Hello,
I wanted to start engaging with the community more so looking for forums to speak on and connect with, but also wanted to start one with a question I've been wondering about for a week or so myself. And that question is, first a description of my situation that raised this question:
I worked a grocery store job for many years as I made it through high school, college, and a couple years after that, obviously low-paying. Earlier this year, I got a new job, still not amazing paying, but significantly higher than my job at the grocery job. It's not quite full time, and I kept the other job to help full in hours, new job, is weekdays, old job, is weekends. I hear that banks look for you to work in the same job/industry for 2 years and look at that income to judge for what you qualify for in terms of a loan. So now I'm in a position where my job that would fill that, last two years, I still have, but the hours are severely reduced, and thus the income from just that job is too. However I have the job I got around the start of the year (in combination of part time with the original job) that has increased my overall income, not only from increased wage, which has been significant, but also I have been working more overall. (I used to work full time for the grocery store job, so roughly 35-40 hours a week, and now I work the new job in transit for roughly 30-40 hours a week [hours can vary, but I tend to be on the higher end of about 35 hours] and retain working at the grocery store for about 15 hours on the weekend. That can also be a little higher as if I get a day off at the transit job, I will go into the grocery store job and help out there for a few hours to help balance hours even more so.)
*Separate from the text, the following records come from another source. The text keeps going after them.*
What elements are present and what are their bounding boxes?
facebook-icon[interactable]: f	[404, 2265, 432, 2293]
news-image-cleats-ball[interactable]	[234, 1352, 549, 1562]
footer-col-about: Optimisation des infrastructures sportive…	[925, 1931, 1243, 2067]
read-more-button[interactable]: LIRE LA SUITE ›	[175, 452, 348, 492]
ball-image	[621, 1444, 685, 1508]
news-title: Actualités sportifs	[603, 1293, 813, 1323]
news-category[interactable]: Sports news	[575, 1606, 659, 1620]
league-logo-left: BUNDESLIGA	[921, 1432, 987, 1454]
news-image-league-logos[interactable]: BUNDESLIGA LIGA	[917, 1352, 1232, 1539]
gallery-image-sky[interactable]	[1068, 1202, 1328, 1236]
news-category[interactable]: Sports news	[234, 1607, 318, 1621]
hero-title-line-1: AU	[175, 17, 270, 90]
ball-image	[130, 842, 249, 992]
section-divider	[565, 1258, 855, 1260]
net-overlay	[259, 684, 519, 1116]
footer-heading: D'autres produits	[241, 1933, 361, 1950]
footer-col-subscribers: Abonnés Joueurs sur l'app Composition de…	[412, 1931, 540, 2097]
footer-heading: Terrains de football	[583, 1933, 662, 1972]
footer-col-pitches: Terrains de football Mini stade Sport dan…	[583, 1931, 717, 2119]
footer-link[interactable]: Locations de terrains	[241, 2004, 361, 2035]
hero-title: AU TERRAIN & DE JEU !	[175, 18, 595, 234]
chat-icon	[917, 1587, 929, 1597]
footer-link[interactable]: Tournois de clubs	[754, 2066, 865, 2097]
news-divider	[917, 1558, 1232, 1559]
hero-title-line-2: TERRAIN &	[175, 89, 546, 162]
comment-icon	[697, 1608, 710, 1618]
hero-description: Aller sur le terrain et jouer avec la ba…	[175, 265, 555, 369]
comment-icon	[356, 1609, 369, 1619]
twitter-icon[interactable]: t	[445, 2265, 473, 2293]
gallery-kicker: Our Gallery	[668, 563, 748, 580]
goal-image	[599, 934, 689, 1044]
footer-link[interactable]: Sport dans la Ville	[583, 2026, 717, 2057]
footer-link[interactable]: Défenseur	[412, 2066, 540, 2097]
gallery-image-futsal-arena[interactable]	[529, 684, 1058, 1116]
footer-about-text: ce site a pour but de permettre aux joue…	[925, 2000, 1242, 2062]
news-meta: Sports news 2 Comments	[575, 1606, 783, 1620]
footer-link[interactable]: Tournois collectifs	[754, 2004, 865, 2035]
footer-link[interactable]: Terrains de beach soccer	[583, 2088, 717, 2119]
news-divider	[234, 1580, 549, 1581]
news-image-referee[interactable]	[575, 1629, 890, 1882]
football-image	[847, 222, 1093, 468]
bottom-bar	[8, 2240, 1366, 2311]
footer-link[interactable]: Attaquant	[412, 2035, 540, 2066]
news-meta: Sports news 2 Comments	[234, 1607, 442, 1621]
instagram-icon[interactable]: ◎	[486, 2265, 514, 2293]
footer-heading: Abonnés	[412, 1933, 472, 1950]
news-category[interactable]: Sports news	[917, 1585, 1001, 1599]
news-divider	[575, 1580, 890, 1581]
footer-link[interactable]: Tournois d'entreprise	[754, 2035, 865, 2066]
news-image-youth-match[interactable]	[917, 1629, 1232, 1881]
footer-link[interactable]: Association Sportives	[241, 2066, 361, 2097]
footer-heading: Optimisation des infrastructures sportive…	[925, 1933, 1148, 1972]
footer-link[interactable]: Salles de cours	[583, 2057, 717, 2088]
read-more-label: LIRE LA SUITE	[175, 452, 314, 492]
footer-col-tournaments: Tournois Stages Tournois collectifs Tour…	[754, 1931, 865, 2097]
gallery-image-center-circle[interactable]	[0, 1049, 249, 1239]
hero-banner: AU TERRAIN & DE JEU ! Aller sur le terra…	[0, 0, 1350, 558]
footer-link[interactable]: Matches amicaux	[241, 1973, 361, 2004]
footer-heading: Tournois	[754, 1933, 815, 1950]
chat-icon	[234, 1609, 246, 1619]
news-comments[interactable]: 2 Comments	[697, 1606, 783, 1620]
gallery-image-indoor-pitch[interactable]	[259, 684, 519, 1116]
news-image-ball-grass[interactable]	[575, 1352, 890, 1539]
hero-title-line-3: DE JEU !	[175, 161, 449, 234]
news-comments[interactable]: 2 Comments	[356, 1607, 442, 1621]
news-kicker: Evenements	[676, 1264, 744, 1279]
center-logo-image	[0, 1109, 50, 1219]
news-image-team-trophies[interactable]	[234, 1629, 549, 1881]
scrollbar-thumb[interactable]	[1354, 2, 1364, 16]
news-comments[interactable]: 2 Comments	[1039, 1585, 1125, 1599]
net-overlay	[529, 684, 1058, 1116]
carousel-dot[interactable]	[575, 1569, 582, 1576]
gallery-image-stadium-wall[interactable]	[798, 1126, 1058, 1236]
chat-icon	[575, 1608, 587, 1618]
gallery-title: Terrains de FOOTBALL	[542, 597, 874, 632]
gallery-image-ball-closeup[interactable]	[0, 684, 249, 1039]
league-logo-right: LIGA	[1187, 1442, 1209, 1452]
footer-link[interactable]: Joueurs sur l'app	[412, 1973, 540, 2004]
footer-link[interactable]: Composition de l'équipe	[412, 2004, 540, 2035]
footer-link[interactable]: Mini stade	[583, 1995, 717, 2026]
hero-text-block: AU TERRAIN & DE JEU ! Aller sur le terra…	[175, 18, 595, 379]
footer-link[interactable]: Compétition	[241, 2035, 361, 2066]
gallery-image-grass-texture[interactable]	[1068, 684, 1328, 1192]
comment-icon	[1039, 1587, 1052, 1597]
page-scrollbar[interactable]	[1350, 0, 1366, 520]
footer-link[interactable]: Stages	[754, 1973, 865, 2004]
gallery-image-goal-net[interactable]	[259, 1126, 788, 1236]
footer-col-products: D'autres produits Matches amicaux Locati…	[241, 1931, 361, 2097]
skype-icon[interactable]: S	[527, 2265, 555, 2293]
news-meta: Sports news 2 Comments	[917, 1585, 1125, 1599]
As I was saying, how would that affect my qualifications for a loan as I start into real estate investing? Would they factor in my new, higher income as, and I should of mentioned this before, I've been working this new job/situation and income for roughly 6 months now, or would they just ignore it? If they ignored it and just looked at the one job that I've had for greater than 2 years, would they factor in the hours lost at that one job alone? Or would they just look at the last two years of full time work I had there, conscious that the hours there were recovered elsewhere?
When I worked the original job, full time, I would say I would earn roughly $20,000, before taxes. Looking at my income for both jobs for the last roughly 6 months, if I had to estimate I would say roughly $28,000 would be a conservative call of my income a year with my new income. Not big numbers, but a significant percentage increase, so that's why I've been pondering this.
Any insight you may have regarding this would be appreciated, but in either case, thank you for reading this little lengthy post! Looking forward to getting to know this community better and better as time goes on!